WASHINGTON (OSV News): As the International Labour Organisation [ILO] of the United Nations took aim at child labour and the exploitation of children June 12, Pope Francis lent his support with a tweet.
“Many children, instead of receiving a good education, are exploited, subjected to slave labour,” Pope Francis wrote. “No effort should be spared to end the scourge of child labour! Children are our hope. Let us not allow that hope to be stifled!”
The ILO’s World Day Against Child Labour conference in Geneva focused on the worldwide scourge—an estimated 160 million children worldwide are used as labourers—with the ambitious goal of ending child labour completely by 2025.
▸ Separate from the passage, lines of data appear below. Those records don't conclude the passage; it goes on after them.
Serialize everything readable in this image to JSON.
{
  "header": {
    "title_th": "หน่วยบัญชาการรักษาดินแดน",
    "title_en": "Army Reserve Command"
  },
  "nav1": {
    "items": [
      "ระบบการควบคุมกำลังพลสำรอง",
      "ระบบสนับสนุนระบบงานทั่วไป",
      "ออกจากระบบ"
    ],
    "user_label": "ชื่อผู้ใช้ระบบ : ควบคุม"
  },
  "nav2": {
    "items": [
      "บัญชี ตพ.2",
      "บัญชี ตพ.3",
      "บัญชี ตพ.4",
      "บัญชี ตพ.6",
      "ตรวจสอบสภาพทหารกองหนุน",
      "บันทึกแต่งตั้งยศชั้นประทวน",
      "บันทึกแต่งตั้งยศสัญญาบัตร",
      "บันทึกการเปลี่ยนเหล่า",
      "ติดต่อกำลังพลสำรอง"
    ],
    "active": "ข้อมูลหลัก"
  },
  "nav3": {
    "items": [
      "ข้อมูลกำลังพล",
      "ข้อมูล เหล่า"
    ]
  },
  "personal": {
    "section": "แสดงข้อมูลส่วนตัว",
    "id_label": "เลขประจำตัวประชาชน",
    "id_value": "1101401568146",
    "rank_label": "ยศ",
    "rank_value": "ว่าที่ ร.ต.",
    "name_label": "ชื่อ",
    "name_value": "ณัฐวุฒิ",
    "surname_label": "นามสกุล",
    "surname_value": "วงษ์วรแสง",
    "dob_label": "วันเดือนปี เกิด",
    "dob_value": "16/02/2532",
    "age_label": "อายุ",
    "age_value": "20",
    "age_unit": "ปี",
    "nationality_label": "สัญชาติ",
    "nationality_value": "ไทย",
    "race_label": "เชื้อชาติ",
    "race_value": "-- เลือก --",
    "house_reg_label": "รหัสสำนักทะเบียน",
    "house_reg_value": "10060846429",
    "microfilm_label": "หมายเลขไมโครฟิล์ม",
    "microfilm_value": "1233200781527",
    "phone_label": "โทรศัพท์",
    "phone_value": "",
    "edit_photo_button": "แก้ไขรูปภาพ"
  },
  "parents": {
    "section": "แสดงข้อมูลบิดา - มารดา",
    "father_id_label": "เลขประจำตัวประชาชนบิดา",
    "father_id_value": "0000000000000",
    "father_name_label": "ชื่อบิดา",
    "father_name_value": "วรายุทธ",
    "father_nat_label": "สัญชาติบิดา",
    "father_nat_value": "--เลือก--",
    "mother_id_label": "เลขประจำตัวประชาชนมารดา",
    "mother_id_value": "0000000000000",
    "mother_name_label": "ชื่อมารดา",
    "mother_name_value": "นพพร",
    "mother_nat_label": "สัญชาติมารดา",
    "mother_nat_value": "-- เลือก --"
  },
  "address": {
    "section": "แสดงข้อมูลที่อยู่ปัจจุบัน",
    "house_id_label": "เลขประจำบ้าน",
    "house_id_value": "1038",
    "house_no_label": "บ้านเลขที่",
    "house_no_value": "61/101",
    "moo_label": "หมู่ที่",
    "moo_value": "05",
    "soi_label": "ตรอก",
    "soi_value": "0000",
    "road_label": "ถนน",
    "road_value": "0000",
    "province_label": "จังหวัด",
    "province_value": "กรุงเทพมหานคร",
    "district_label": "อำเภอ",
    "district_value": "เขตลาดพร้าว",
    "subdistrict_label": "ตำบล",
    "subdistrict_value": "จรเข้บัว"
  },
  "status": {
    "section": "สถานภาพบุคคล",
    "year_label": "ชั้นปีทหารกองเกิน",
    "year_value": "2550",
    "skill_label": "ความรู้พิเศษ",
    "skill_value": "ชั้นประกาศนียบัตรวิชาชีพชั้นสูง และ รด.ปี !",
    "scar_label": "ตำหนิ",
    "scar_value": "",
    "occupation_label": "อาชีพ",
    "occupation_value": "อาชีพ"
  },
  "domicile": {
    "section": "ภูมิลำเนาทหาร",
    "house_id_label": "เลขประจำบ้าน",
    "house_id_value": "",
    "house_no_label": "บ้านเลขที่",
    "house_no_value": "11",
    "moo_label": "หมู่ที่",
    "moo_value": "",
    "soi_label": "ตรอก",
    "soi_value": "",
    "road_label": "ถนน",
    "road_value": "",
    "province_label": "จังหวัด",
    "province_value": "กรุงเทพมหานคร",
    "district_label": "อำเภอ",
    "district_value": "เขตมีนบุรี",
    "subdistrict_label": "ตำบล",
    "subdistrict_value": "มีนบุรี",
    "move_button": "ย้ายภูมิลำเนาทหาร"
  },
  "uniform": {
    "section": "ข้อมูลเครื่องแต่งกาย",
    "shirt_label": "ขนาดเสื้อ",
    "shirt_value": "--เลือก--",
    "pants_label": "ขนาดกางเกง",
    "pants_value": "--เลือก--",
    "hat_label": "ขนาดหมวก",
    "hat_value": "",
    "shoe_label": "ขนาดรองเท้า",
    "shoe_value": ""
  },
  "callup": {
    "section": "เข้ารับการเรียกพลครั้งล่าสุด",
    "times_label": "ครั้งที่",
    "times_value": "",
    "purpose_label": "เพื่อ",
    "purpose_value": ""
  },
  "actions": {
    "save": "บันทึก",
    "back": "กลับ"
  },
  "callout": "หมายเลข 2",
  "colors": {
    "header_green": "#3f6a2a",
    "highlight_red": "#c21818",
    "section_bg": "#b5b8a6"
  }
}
The theme of the day was “social justice for all” as the way to end child labour, by helping governments to create and sustain jobs that pay well enough to lift families out of poverty, and to assist with child care to permit mothers to work outside the home.
The ILO is a UN agency that sets international labour standards.
Manuela Tomei, assistant director-general for the ILO’s governance, rights and dialogue group, observed that the current total of 160 million child workers has increased by more than eight million since 2016—the first increase in decades and the result of wars, civil unrest and poverty.
She called that “the very opposite of social justice,” adding, “The importance of universal social protections cannot be underestimated.”
Jérôme Bellion-Jourdan, deputy secretary-general of the International Organisation of Employers, quoted the ILO’s director-general, Gilbert Huongbo: “Child labour rarely happens because parents are bad, or do not care. Rather, it springs from a lack of social justice.”
Huongbo, a former prime minister of Togo, said in a recorded statement: “The antidote to poverty-driven child labour is decent work for adults. Decent work means ending forced labour.”
Giorgio Boccardo, the Chilean undersecretary of labour, said child labour “stops the development of children” and “generates poverty and inequality” among the most vulnerable.